In unusual discover, researchers recover evidence of books in Blackbeard’s sunken flagship – The Denver Post

RALEIGH, N.C. — Dead men tell no tales, but there’s new evidence that somebody aboard the pirate Blackbeard’s flagship harbored books among the booty.

This undated photo made available by ...

North Carolina Department of Natural and Cultural Resources via AP

This undated photo made available by the North Carolina Department of Natural Resources shows a piece of paper from books found on board Blackbeard’s ship the Queen Anne’s Revenge. To find paper in the 300-year-old shipwreck in warm waters is “almost unheard of,” said Erik Farrell, a conservator at the QAR Conservation Lab in Greenville.

In an unusual find, researchers have discovered shreds of paper bearing legible printing that somehow survived three centuries underwater on the sunken vessel. And after more than a year of research that ranged as far as Scotland, they managed to identify them as fragments of a book about nautical voyages published in the early 1700s.

Conservators for Blackbeard’s ship the Queen Anne’s Revenge found the 16 fragments of paper wedged inside the chamber for a breech-loading cannon, with the largest piece being the size of a quarter.

The Queen Anne’s Revenge had been a French slave ship when Blackbeard captured it in 1717 and renamed it. The vessel ran aground in Beaufort, in what was then the colony of North Carolina, in June 1718. Volunteers with the Royal Navy killed Blackbeard in Ocracoke Inlet that same year.

Tens of thousands of artifacts have been recovered since Florida-based research firm Intersal Inc. located the shipwreck off the North Carolina coast in 1996 but few, if any, are as surprising as pieces of paper. To find paper in a 300-year-old shipwreck in warm waters is “almost unheard of,” said Erik Farrell, a conservator at the QAR Conservation Lab in Greenville.

Eventually, the conservators determined that the words “south” and “fathom” were in the text, suggesting a maritime or navigational book. But one word, Hilo, stood out because it was both capitalized and in italics, said Kimberly Kenyon, also a conservator at the lab.

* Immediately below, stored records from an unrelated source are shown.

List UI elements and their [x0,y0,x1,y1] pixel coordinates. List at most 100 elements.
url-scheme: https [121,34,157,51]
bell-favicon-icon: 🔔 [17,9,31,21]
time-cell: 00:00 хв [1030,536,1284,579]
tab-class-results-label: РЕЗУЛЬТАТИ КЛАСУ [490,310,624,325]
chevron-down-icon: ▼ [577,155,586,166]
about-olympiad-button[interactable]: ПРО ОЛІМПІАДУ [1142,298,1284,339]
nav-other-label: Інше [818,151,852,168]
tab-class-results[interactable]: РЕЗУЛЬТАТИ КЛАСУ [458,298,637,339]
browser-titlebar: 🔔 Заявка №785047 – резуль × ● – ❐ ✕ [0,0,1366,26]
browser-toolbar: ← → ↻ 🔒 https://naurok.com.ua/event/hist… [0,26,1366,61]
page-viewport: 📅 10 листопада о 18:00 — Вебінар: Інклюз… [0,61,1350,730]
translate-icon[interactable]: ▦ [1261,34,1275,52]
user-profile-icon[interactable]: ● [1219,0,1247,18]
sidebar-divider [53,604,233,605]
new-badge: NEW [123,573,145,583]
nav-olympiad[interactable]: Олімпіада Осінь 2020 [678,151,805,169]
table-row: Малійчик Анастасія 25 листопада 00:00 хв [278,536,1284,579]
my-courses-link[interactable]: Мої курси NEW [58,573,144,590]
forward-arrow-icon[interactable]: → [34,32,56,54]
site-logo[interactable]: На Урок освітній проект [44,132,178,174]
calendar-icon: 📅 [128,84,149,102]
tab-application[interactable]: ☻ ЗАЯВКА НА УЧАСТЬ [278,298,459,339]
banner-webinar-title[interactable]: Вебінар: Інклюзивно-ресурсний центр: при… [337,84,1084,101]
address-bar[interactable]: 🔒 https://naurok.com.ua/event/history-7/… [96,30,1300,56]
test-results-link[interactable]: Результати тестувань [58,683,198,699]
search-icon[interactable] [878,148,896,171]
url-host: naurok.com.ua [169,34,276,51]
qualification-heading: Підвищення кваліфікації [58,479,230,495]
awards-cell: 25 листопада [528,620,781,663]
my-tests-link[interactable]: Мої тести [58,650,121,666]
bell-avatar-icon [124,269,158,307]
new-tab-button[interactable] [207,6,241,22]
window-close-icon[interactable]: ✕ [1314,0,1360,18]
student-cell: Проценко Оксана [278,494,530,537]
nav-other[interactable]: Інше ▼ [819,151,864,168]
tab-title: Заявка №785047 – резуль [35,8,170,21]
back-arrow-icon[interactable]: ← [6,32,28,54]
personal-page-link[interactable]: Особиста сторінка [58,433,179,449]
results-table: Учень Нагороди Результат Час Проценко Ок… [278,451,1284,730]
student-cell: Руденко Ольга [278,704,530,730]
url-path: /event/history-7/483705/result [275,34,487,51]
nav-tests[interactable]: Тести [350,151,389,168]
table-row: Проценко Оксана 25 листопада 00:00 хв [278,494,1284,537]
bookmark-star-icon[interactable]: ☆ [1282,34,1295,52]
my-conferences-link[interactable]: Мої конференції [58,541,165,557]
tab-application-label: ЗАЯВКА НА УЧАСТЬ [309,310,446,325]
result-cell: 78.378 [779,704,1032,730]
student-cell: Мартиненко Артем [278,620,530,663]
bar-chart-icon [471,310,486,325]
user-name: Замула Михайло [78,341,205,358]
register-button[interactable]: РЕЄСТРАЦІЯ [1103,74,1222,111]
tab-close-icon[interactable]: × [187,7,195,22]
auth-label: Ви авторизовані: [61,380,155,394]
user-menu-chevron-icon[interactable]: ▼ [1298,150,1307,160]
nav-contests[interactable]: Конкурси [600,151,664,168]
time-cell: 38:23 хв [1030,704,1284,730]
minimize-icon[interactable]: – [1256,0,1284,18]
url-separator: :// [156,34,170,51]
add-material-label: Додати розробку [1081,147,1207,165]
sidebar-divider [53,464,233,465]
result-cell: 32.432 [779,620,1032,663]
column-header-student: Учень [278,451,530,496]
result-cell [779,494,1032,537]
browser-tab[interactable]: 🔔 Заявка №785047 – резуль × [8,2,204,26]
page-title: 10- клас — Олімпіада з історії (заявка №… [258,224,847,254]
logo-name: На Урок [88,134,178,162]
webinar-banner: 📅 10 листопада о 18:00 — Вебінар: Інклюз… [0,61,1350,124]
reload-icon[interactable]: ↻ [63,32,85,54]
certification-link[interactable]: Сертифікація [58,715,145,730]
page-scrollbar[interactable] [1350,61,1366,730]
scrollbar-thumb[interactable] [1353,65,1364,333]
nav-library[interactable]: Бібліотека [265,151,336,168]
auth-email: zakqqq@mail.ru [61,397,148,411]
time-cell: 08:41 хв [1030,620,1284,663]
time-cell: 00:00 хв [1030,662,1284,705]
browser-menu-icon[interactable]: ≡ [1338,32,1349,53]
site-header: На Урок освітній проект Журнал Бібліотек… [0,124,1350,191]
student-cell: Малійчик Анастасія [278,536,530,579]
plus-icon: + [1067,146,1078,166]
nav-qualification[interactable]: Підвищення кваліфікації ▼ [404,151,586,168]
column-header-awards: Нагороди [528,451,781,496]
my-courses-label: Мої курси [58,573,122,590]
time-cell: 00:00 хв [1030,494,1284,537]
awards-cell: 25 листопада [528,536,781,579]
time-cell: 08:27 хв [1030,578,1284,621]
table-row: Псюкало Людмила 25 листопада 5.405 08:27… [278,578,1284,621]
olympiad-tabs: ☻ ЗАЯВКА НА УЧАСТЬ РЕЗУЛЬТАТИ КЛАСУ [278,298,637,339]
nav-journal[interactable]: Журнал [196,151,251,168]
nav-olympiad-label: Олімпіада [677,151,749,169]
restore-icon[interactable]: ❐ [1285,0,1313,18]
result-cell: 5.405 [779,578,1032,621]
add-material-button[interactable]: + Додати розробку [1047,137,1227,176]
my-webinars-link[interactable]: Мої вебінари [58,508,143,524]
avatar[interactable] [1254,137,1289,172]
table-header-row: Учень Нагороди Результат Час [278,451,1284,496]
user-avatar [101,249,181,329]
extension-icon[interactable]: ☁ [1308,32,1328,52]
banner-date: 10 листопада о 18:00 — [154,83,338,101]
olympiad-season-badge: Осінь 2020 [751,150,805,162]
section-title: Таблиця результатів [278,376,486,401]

They turned to Johanna Green, a specialist in the history of printed text at the University of Glasgow, who pointed them to the Spanish settlement of Ilo — or Hilo — on the coast of Peru. The fragments eventually were determined to be from a 1712 first edition of a book by Capt. Edward Cooke titled “A Voyage to the South Seas, and Round the World, Peform’d in the years 1708, 1709, 1710 and 1711.”

It’s impossible to say who aboard Blackbeard’s ship would have been reading the voyage narrative — a form popular in England in the 17th and 18th century — or whether it belonged to a pirate or some terrified captive. But some pirates were known to be literate, Kenyon said.

For example, Stede Bonnett, the “gentleman pirate” who joined Blackbeard in 1717, had his own library. It’s not known if he brought his books on the Queen Anne’s Revenge.

A history of pirates written in 1724 mentions a journal belonging to Blackbeard that was taken when he was killed. And when Blackbeard captured a ship called the Margaret in December 1717, the list of items taken from the ship included books, Farrell said.

“They were literate men,” Kenyon said. “People always assume pirates are ruffians from bad backgrounds, and that wasn’t always the case.”